Mais vous avez aussi quatre autres sens avec lesquels vous devriez travailler : le goût, le toucher, l'odorat, l'ouïe. Ce que votre personnage sent et entend peut être encore plus important que ce qu'il voit. Une odeur de souffre par exemple peut avoir son importance dans le récit.

Prenons un personnage qui découvre pour la première fois l'appartement où vivait sa mère dont il était séparé depuis de nombreuses années et cette mère vient de mourir.

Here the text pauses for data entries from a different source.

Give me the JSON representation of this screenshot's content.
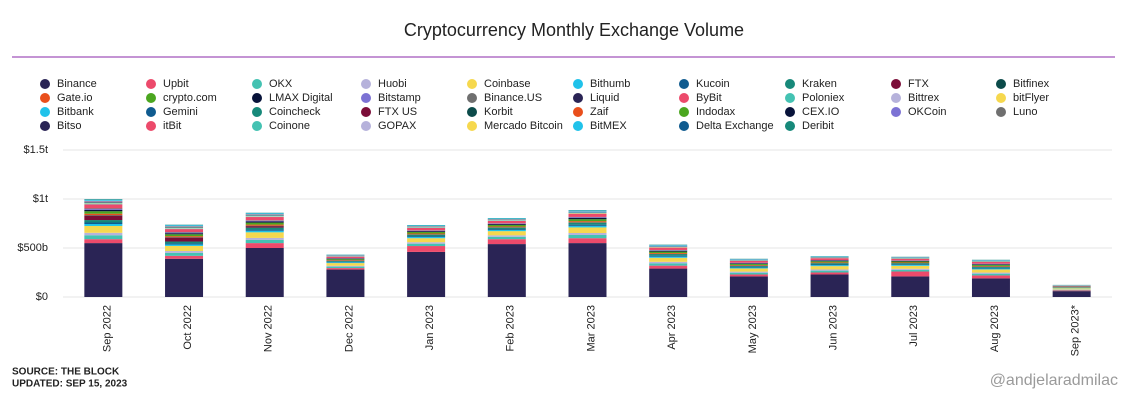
{
  "chart_data": {
    "type": "stacked_bar",
    "title": "Cryptocurrency Monthly Exchange Volume",
    "source": "SOURCE: THE BLOCK",
    "updated": "UPDATED: SEP 15, 2023",
    "watermark": "@andjelaradmilac",
    "categories": [
      "Sep 2022",
      "Oct 2022",
      "Nov 2022",
      "Dec 2022",
      "Jan 2023",
      "Feb 2023",
      "Mar 2023",
      "Apr 2023",
      "May 2023",
      "Jun 2023",
      "Jul 2023",
      "Aug 2023",
      "Sep 2023*"
    ],
    "ylim": [
      0,
      1500
    ],
    "yticks": [
      {
        "value": 0,
        "label": "$0"
      },
      {
        "value": 500,
        "label": "$500b"
      },
      {
        "value": 1000,
        "label": "$1t"
      },
      {
        "value": 1500,
        "label": "$1.5t"
      }
    ],
    "grid": true,
    "series": [
      {
        "name": "Binance",
        "color": "#2a2455",
        "values": [
          550,
          390,
          500,
          280,
          460,
          540,
          550,
          290,
          210,
          230,
          210,
          190,
          60
        ]
      },
      {
        "name": "Upbit",
        "color": "#ec4a6b",
        "values": [
          40,
          30,
          50,
          15,
          60,
          50,
          50,
          30,
          20,
          20,
          50,
          30,
          8
        ]
      },
      {
        "name": "OKX",
        "color": "#44c2b2",
        "values": [
          40,
          30,
          33,
          15,
          24,
          24,
          33,
          24,
          18,
          19,
          17,
          18,
          6
        ]
      },
      {
        "name": "Huobi",
        "color": "#b6b2db",
        "values": [
          25,
          19,
          20,
          9,
          15,
          15,
          20,
          15,
          11,
          12,
          11,
          11,
          4
        ]
      },
      {
        "name": "Coinbase",
        "color": "#f6d84e",
        "values": [
          70,
          52,
          57,
          27,
          41,
          43,
          57,
          41,
          32,
          34,
          30,
          32,
          11
        ]
      },
      {
        "name": "Bithumb",
        "color": "#20c2ea",
        "values": [
          20,
          15,
          16,
          8,
          12,
          12,
          16,
          12,
          9,
          10,
          9,
          9,
          3
        ]
      },
      {
        "name": "Kucoin",
        "color": "#0f5b8f",
        "values": [
          15,
          11,
          12,
          6,
          9,
          9,
          12,
          9,
          7,
          7,
          6,
          7,
          2
        ]
      },
      {
        "name": "Kraken",
        "color": "#17897a",
        "values": [
          25,
          19,
          20,
          9,
          15,
          15,
          20,
          15,
          11,
          12,
          11,
          11,
          4
        ]
      },
      {
        "name": "FTX",
        "color": "#7b0d38",
        "values": [
          45,
          40,
          15,
          0,
          0,
          0,
          0,
          0,
          0,
          0,
          0,
          0,
          0
        ]
      },
      {
        "name": "Bitfinex",
        "color": "#0c4b4a",
        "values": [
          5,
          4,
          4,
          2,
          3,
          3,
          4,
          3,
          2,
          2,
          2,
          2,
          1
        ]
      },
      {
        "name": "Gate.io",
        "color": "#e94f1c",
        "values": [
          15,
          11,
          12,
          6,
          9,
          9,
          12,
          9,
          7,
          7,
          6,
          7,
          2
        ]
      },
      {
        "name": "crypto.com",
        "color": "#4ba61f",
        "values": [
          25,
          19,
          20,
          9,
          15,
          15,
          20,
          15,
          11,
          12,
          11,
          11,
          4
        ]
      },
      {
        "name": "LMAX Digital",
        "color": "#08133a",
        "values": [
          15,
          11,
          12,
          6,
          9,
          9,
          12,
          9,
          7,
          7,
          6,
          7,
          2
        ]
      },
      {
        "name": "Bitstamp",
        "color": "#7c72d4",
        "values": [
          8,
          6,
          7,
          3,
          5,
          5,
          7,
          5,
          4,
          4,
          3,
          4,
          1
        ]
      },
      {
        "name": "Binance.US",
        "color": "#6f6f6f",
        "values": [
          5,
          4,
          4,
          2,
          3,
          3,
          4,
          3,
          1,
          1,
          1,
          1,
          0.3
        ]
      },
      {
        "name": "Liquid",
        "color": "#2a2455",
        "values": [
          2,
          2,
          1,
          0,
          0,
          0,
          0,
          0,
          0,
          0,
          0,
          0,
          0
        ]
      },
      {
        "name": "ByBit",
        "color": "#ec4a6b",
        "values": [
          40,
          30,
          33,
          15,
          24,
          24,
          33,
          24,
          18,
          19,
          17,
          18,
          6
        ]
      },
      {
        "name": "Poloniex",
        "color": "#44c2b2",
        "values": [
          3,
          2,
          2,
          1,
          2,
          2,
          2,
          2,
          1,
          1,
          1,
          1,
          0.5
        ]
      },
      {
        "name": "Bittrex",
        "color": "#b6b2db",
        "values": [
          2,
          2,
          2,
          1,
          1,
          1,
          1,
          1,
          0.5,
          0.5,
          0.5,
          0.5,
          0.1
        ]
      },
      {
        "name": "bitFlyer",
        "color": "#f6d84e",
        "values": [
          5,
          4,
          4,
          2,
          3,
          3,
          4,
          3,
          2,
          2,
          2,
          2,
          1
        ]
      },
      {
        "name": "Bitbank",
        "color": "#20c2ea",
        "values": [
          5,
          4,
          4,
          2,
          3,
          3,
          4,
          3,
          2,
          2,
          2,
          2,
          1
        ]
      },
      {
        "name": "Gemini",
        "color": "#0f5b8f",
        "values": [
          3,
          2,
          2,
          1,
          2,
          2,
          2,
          2,
          1,
          1,
          1,
          1,
          0.5
        ]
      },
      {
        "name": "Coincheck",
        "color": "#17897a",
        "values": [
          2,
          2,
          2,
          1,
          1,
          1,
          1,
          1,
          1,
          1,
          1,
          1,
          0.3
        ]
      },
      {
        "name": "FTX US",
        "color": "#7b0d38",
        "values": [
          3,
          2,
          1,
          0,
          0,
          0,
          0,
          0,
          0,
          0,
          0,
          0,
          0
        ]
      },
      {
        "name": "Korbit",
        "color": "#0c4b4a",
        "values": [
          1,
          1,
          1,
          0.4,
          0.6,
          0.6,
          0.8,
          0.6,
          0.5,
          0.5,
          0.4,
          0.5,
          0.2
        ]
      },
      {
        "name": "Zaif",
        "color": "#e94f1c",
        "values": [
          0.3,
          0.2,
          0.2,
          0.1,
          0.2,
          0.2,
          0.2,
          0.2,
          0.1,
          0.1,
          0.1,
          0.1,
          0.05
        ]
      },
      {
        "name": "Indodax",
        "color": "#4ba61f",
        "values": [
          1,
          1,
          1,
          0.4,
          0.6,
          0.6,
          0.8,
          0.6,
          0.5,
          0.5,
          0.4,
          0.5,
          0.2
        ]
      },
      {
        "name": "CEX.IO",
        "color": "#08133a",
        "values": [
          1,
          1,
          1,
          0.4,
          0.6,
          0.6,
          0.8,
          0.6,
          0.5,
          0.5,
          0.4,
          0.5,
          0.2
        ]
      },
      {
        "name": "OKCoin",
        "color": "#7c72d4",
        "values": [
          3,
          2,
          2,
          1,
          2,
          2,
          2,
          2,
          1,
          1,
          1,
          1,
          0.5
        ]
      },
      {
        "name": "Luno",
        "color": "#6f6f6f",
        "values": [
          1,
          1,
          1,
          0.4,
          0.6,
          0.6,
          0.8,
          0.6,
          0.5,
          0.5,
          0.4,
          0.5,
          0.2
        ]
      },
      {
        "name": "Bitso",
        "color": "#2a2455",
        "values": [
          2,
          2,
          2,
          1,
          1,
          1,
          1,
          1,
          1,
          1,
          1,
          1,
          0.3
        ]
      },
      {
        "name": "itBit",
        "color": "#ec4a6b",
        "values": [
          2,
          2,
          2,
          1,
          1,
          1,
          1,
          1,
          1,
          1,
          1,
          1,
          0.3
        ]
      },
      {
        "name": "Coinone",
        "color": "#44c2b2",
        "values": [
          2,
          2,
          2,
          1,
          1,
          1,
          1,
          1,
          1,
          1,
          1,
          1,
          0.3
        ]
      },
      {
        "name": "GOPAX",
        "color": "#b6b2db",
        "values": [
          1,
          1,
          1,
          0.4,
          0.6,
          0.6,
          0.8,
          0.6,
          0.5,
          0.5,
          0.4,
          0.5,
          0.2
        ]
      },
      {
        "name": "Mercado Bitcoin",
        "color": "#f6d84e",
        "values": [
          0.5,
          0.4,
          0.4,
          0.2,
          0.3,
          0.3,
          0.4,
          0.3,
          0.2,
          0.2,
          0.2,
          0.2,
          0.1
        ]
      },
      {
        "name": "BitMEX",
        "color": "#20c2ea",
        "values": [
          10,
          8,
          8,
          4,
          6,
          6,
          8,
          6,
          5,
          5,
          4,
          5,
          2
        ]
      },
      {
        "name": "Delta Exchange",
        "color": "#0f5b8f",
        "values": [
          1,
          1,
          1,
          0.4,
          0.6,
          0.6,
          0.8,
          0.6,
          0.5,
          0.5,
          0.4,
          0.5,
          0.2
        ]
      },
      {
        "name": "Deribit",
        "color": "#17897a",
        "values": [
          5,
          4,
          4,
          2,
          3,
          3,
          4,
          3,
          2,
          2,
          2,
          2,
          1
        ]
      }
    ]
  }
}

Si l'auteur précise simplement que c'est un petit appartement bien rangé, il y a alors un méchant manque car hormis la suggestion que chacun d'entre nous peut avoir de l'expérience d'un appartement bien rangé, aucun des autres sens n'ait sollicité.

Les détails sensoriels invitent les lecteurs à prendre le parti de votre personnage, à comprendre ce qu'il lui arrive, à s'identifier à ses espoirs et à ses craintes. Ces détails apportent de l'ampleur et de la profondeur au personnage et au lieu, en informant vos lecteurs de manière surprenante, révélatrice et agréable à lire.

Des images sensorielles

Les images sensorielles sont un dispositif littéraire que les auteurs emploient pour faire participer l'esprit d'un lecteur à plusieurs niveaux. Ces images explorent les cinq sens humains : la vue, l'ouïe, le goût, le toucher et l'odorat.

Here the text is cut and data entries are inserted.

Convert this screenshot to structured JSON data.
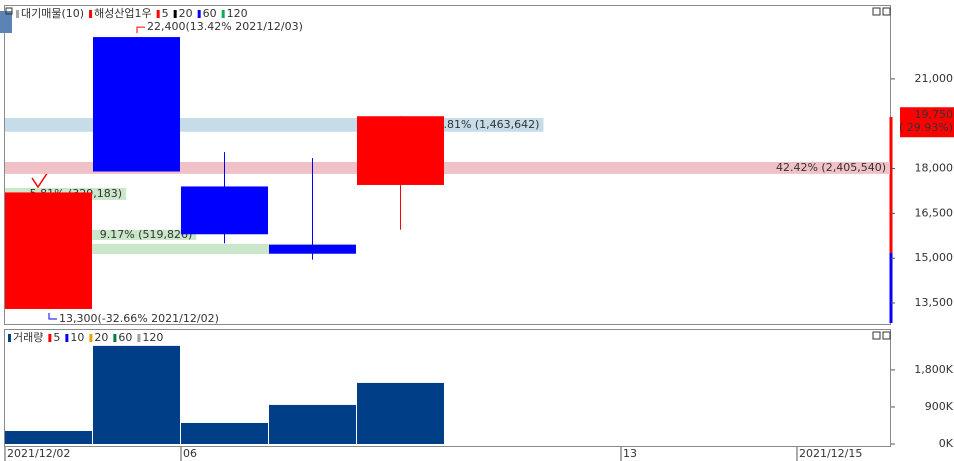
{
  "chart_data": [
    {
      "type": "candlestick",
      "legend": [
        {
          "name": "대기매물(10)",
          "color": "#a8a8a8"
        },
        {
          "name": "해성산업1우",
          "color": "#ff0000"
        },
        {
          "name": "5",
          "color": "#ff0000"
        },
        {
          "name": "20",
          "color": "#000000"
        },
        {
          "name": "60",
          "color": "#0000ff"
        },
        {
          "name": "120",
          "color": "#00b050"
        }
      ],
      "x": [
        0,
        1,
        2,
        3,
        4
      ],
      "xlim": [
        0,
        10.057
      ],
      "open": [
        13300,
        22400,
        17400,
        15450,
        17450
      ],
      "high": [
        17200,
        22400,
        18550,
        18350,
        19750
      ],
      "low": [
        13300,
        17900,
        15500,
        14950,
        15950
      ],
      "close": [
        17200,
        17900,
        15800,
        15150,
        19750
      ],
      "up_color": "#ff0000",
      "down_color": "#0000ff",
      "ylim": [
        12830,
        23440
      ],
      "yticks": [
        {
          "value": 13500,
          "label": "13,500"
        },
        {
          "value": 15000,
          "label": "15,000"
        },
        {
          "value": 16500,
          "label": "16,500"
        },
        {
          "value": 18000,
          "label": "18,000"
        },
        {
          "value": 21000,
          "label": "21,000"
        }
      ],
      "last_label": "19,750",
      "last_change": "( 29.93%)",
      "annotations": [
        {
          "text": "22,400(13.42% 2021/12/03)",
          "color": "#ff0000"
        },
        {
          "text": "13,300(-32.66% 2021/12/02)",
          "color": "#0000ff"
        }
      ],
      "volume_profile": {
        "low": [
          19230,
          17820,
          16950,
          15610,
          15140
        ],
        "high": [
          19690,
          18220,
          17350,
          15950,
          15480
        ],
        "volumes": [
          1463642,
          2405540,
          329183,
          519826,
          952000
        ],
        "labels": [
          ".81% (1,463,642)",
          "42.42% (2,405,540)",
          "5.81% (329,183)",
          "9.17% (519,826)",
          null
        ],
        "colors": [
          "#c6dde9",
          "#f0c2c7",
          "#cbe7ca",
          "#cbe7ca",
          "#cbe7ca"
        ]
      }
    },
    {
      "type": "bar",
      "legend": [
        {
          "name": "거래량",
          "color": "#003f87"
        },
        {
          "name": "5",
          "color": "#ff0000"
        },
        {
          "name": "10",
          "color": "#0000ff"
        },
        {
          "name": "20",
          "color": "#f0a000"
        },
        {
          "name": "60",
          "color": "#008040"
        },
        {
          "name": "120",
          "color": "#a0a0a0"
        }
      ],
      "x": [
        0,
        1,
        2,
        3,
        4
      ],
      "xlim": [
        0,
        10.057
      ],
      "xticks": [
        {
          "value": 0,
          "label": "2021/12/02"
        },
        {
          "value": 2,
          "label": "06"
        },
        {
          "value": 7,
          "label": "13"
        },
        {
          "value": 9,
          "label": "2021/12/15"
        }
      ],
      "values": [
        316000,
        2384000,
        511000,
        949000,
        1484000
      ],
      "color": "#003f87",
      "ylim": [
        0,
        2770000
      ],
      "yticks": [
        {
          "value": 0,
          "label": "0K"
        },
        {
          "value": 900000,
          "label": "900K"
        },
        {
          "value": 1800000,
          "label": "1,800K"
        }
      ]
    }
  ]
}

Les images sensorielles impliquent l'utilisation d'un langage descriptif pour créer des images mentales (y compris pour le lecteur ou la lectrice d'un scénario). Une image sensorielle fonctionne en faisant appel aux cinq sens du lecteur. Toute description de l'expérience sensorielle par écrit peut être considérée comme de l'image sensorielle.

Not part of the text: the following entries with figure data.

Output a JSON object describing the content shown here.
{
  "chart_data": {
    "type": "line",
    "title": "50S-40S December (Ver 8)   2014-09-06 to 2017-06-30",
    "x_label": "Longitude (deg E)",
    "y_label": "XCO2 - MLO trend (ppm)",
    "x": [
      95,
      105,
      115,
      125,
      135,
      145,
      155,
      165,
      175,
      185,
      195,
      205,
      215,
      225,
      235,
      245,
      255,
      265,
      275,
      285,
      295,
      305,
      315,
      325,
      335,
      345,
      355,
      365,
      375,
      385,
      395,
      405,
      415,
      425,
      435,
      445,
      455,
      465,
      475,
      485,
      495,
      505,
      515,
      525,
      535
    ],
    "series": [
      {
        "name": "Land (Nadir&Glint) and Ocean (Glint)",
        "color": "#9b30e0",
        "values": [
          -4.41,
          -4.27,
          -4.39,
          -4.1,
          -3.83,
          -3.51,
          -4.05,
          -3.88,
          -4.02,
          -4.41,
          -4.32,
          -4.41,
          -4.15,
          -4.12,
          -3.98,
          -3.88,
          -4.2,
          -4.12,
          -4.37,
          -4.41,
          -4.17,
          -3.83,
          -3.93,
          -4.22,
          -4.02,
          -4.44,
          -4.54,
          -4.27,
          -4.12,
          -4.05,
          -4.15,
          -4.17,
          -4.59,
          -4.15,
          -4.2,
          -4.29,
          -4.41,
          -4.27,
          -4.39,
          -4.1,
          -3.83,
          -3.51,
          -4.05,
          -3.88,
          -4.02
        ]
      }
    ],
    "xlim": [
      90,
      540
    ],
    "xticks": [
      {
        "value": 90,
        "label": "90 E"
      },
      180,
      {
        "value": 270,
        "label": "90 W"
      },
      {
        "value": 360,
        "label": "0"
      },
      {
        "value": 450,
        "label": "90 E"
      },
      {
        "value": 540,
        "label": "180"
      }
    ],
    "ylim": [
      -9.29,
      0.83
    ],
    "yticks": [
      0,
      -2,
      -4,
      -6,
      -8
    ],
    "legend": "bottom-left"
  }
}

La plupart des écrits contiennent un certain niveau d'images. L'une des raisons pour lesquelles les auteurs de fiction traitent de détails concrets est de permettre au lecteur d'avoir le plaisir d'arriver à ses propres jugements et conclusions grâce à des indices perceptifs. Cependant, les auteurs ne doivent pas toujours recourir à la description de l'apparence des choses pour créer des images mentales.
Décrire le goût, l'odeur, le son ou la sensation d'une chose, et non seulement son apparence, permet de donner de la vie, de conférer une réalité, à une scène. L'utilisation d'une combinaison d'images (c'est ce qui est projeté au lecteur de l'extérieur par l'écrit ou par les images d'un film) et d'images sensorielles (qui sont élaborées en interne, dans l'esprit du lecteur ou de la lectrice) fournit à ce lecteur ou à cette lectrice le plus d'informations possible et l'aide à se faire une idée plus précise de ce qu'il se passe car ce qu'il ou elle ressent intervient énormément dans l'interprétation de la scène.

Par exemple, considérons ce passage de Jane Eyre que Charlotte Brontë écrivit en 1847 :

j'entendais la pluie battre continuellement contre les vitres de l'escalier, et le vent hurlant dans le bosquet derrière le hall ; peu à peu je devins froide comme la pierre et je perdis tout courage. L'habitude que j'avais contractée d'humilité, de doute de moi-même, d'abaissement, vint, comme une froide ondée, tomber sur les cendres encore chaudes de ma colère mourante.

La pluie " battant " et le vent " hurlant " sont des exemples de personnification de la pluie et du vent. La pluie " bat " et le vent " hurle " possède des équivalents ou analogies humains.
" peu à peu je devins froide comme la pierre est un exemple d'objectivation de la sensation de froid à celle d'être une pierre. Les descriptions de la température et de l'humidité sont des images tactiles. Dans ce cas, la pluie et l'inconfort physique de Jane reflètent son humeur sombre.